Au Burkina Faso, le régime de Blaise Compaoré vacille
Assemblée nationale incendiée, télévision publique prise d'assaut, violences en province: le Burkina Faso s'est enflammé jeudi contre le régime de Blaise Compaoré, au pouvoir depuis 27 ans. Le secrétaire général de l'ONU Ban Ki-moon va envoyer un émissaire pour tenter de mettre fin aux violences.

Dans la tourmente, le gouvernement annulait à la mi-journée le vote du projet de révision constitutionnelle qui a mis le feu aux poudres. Peu après, le président a prononcé la dissolution du gouvernement et décrété l'état d'urgence.

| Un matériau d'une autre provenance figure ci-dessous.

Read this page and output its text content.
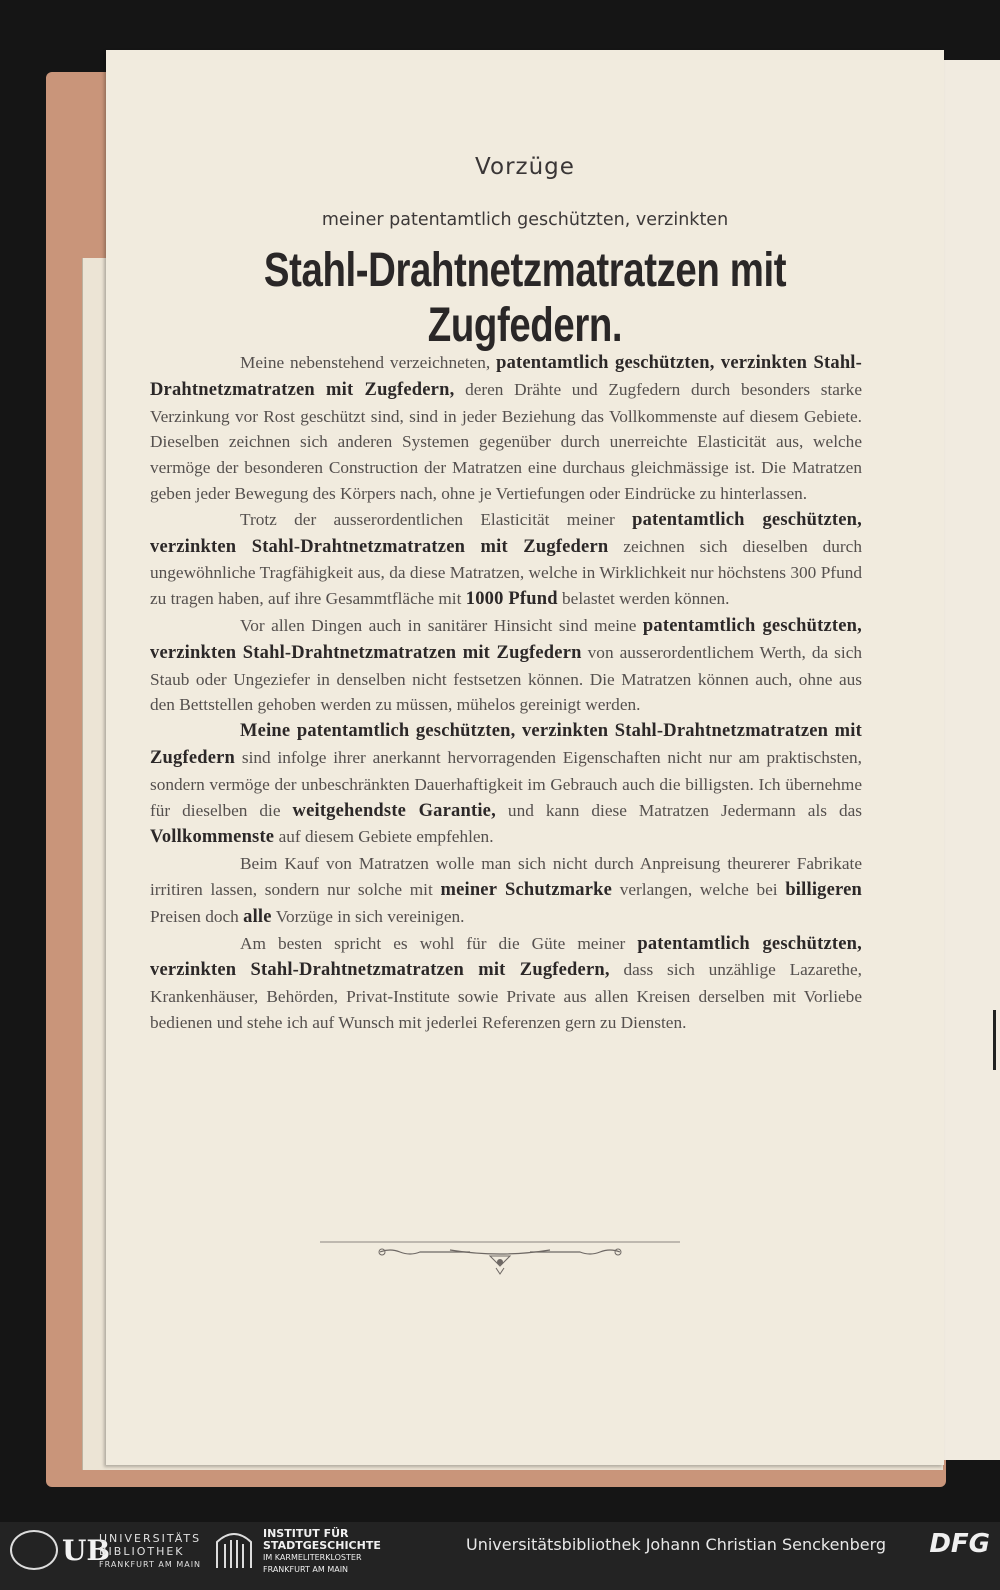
Vorzüge
meiner patentamtlich geschützten, verzinkten
Stahl-Drahtnetzmatratzen mit Zugfedern.

Meine nebenstehend verzeichneten, patentamtlich geschützten, verzinkten Stahl-Drahtnetzmatratzen mit Zugfedern, deren Drähte und Zugfedern durch besonders starke Verzinkung vor Rost geschützt sind, sind in jeder Beziehung das Vollkommenste auf diesem Gebiete. Dieselben zeichnen sich anderen Systemen gegenüber durch unerreichte Elasticität aus, welche vermöge der besonderen Construction der Matratzen eine durchaus gleichmässige ist. Die Matratzen geben jeder Bewegung des Körpers nach, ohne je Vertiefungen oder Eindrücke zu hinterlassen.

Trotz der ausserordentlichen Elasticität meiner patentamtlich geschützten, verzinkten Stahl-Drahtnetzmatratzen mit Zugfedern zeichnen sich dieselben durch ungewöhnliche Tragfähigkeit aus, da diese Matratzen, welche in Wirklichkeit nur höchstens 300 Pfund zu tragen haben, auf ihre Gesammtfläche mit 1000 Pfund belastet werden können.

Vor allen Dingen auch in sanitärer Hinsicht sind meine patentamtlich geschützten, verzinkten Stahl-Drahtnetzmatratzen mit Zugfedern von ausserordentlichem Werth, da sich Staub oder Ungeziefer in denselben nicht festsetzen können. Die Matratzen können auch, ohne aus den Bettstellen gehoben werden zu müssen, mühelos gereinigt werden.

Meine patentamtlich geschützten, verzinkten Stahl-Drahtnetzmatratzen mit Zugfedern sind infolge ihrer anerkannt hervorragenden Eigenschaften nicht nur am praktischsten, sondern vermöge der unbeschränkten Dauerhaftigkeit im Gebrauch auch die billigsten. Ich übernehme für dieselben die weitgehendste Garantie, und kann diese Matratzen Jedermann als das Vollkommenste auf diesem Gebiete empfehlen.

Beim Kauf von Matratzen wolle man sich nicht durch Anpreisung theurerer Fabrikate irritiren lassen, sondern nur solche mit meiner Schutzmarke verlangen, welche bei billigeren Preisen doch alle Vorzüge in sich vereinigen.

Am besten spricht es wohl für die Güte meiner patentamtlich geschützten, verzinkten Stahl-Drahtnetzmatratzen mit Zugfedern, dass sich unzählige Lazarethe, Krankenhäuser, Behörden, Privat-Institute sowie Private aus allen Kreisen derselben mit Vorliebe bedienen und stehe ich auf Wunsch mit jederlei Referenzen gern zu Diensten.

UB
UNIVERSITÄTS
BIBLIOTHEK
FRANKFURT AM MAIN
INSTITUT FÜR
STADTGESCHICHTE
IM KARMELITERKLOSTER
FRANKFURT AM MAIN
Universitätsbibliothek Johann Christian Senckenberg DFG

Dans un communiqué, Blaise Compaoré ajoute qu'il va ouvrir des négociations avec l'opposition, à qui il demande de mettre fin aux manifestations, rapporte une radio locale.
Ancien général plébiscité
Partenaires du Burkina Faso - qui joue un rôle-clef dans une zone sahélienne instable - Paris et Washington sont montés au créneau. La France, ex-puissance coloniale, a plaidé pour un "retour au calme", et les Etats-Unis ont exprimé leur "vive inquiétude".

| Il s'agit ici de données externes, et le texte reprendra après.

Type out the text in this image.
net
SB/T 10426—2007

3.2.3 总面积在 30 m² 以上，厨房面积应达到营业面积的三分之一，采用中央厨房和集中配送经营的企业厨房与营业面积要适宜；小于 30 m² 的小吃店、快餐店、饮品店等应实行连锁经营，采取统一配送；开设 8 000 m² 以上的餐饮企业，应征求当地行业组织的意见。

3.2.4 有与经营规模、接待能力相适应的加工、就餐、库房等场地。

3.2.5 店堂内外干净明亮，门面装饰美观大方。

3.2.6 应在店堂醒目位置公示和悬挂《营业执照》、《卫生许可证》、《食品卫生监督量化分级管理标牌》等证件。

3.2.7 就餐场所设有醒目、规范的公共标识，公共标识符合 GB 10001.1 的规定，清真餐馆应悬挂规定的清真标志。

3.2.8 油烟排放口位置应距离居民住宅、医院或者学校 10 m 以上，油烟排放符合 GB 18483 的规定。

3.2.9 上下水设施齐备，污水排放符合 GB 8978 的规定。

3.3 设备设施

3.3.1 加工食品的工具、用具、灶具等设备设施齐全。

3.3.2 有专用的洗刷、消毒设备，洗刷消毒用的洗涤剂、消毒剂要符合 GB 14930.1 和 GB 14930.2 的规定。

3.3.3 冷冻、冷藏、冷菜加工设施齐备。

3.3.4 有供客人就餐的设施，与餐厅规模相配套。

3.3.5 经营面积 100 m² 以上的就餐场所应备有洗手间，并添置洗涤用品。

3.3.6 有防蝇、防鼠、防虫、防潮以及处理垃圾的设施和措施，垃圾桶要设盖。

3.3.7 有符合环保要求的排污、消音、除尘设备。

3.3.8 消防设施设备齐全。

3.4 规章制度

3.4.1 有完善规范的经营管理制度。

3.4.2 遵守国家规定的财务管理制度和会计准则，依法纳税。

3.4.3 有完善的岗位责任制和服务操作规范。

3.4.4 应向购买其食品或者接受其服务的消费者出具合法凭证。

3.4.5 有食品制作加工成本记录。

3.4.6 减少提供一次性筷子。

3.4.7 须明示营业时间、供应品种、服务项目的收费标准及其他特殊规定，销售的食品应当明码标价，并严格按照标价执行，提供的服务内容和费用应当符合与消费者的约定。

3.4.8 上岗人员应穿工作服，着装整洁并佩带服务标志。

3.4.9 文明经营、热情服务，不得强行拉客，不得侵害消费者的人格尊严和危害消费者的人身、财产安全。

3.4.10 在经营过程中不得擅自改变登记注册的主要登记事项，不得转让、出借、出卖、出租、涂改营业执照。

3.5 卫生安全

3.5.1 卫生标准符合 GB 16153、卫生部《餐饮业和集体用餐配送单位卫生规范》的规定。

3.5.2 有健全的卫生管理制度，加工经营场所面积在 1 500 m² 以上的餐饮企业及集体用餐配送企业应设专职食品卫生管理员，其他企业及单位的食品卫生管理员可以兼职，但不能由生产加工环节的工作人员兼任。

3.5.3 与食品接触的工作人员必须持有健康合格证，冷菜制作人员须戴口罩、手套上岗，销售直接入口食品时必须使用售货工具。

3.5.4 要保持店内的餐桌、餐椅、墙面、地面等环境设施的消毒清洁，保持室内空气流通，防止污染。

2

Le général en retraite Kouamé Lougué, à qui des dizaines de milliers de manifestants demandaient de prendre le pouvoir, rencontrait dans l'après-midi l'état-major des armées. Il a lui-même été chef d'état-major des armées et ministre de la Défense jusqu'en 2003, avant d'être limogé.
Chaos à Ouagadougou
Pour le régime en place depuis le putsch de 1987, c'est la crise la plus grave depuis la vague de mutineries qui avait fait trembler le pouvoir en 2011. Des manifestations d'une telle ampleur contre les autorités sont rarissimes en Afrique subsaharienne.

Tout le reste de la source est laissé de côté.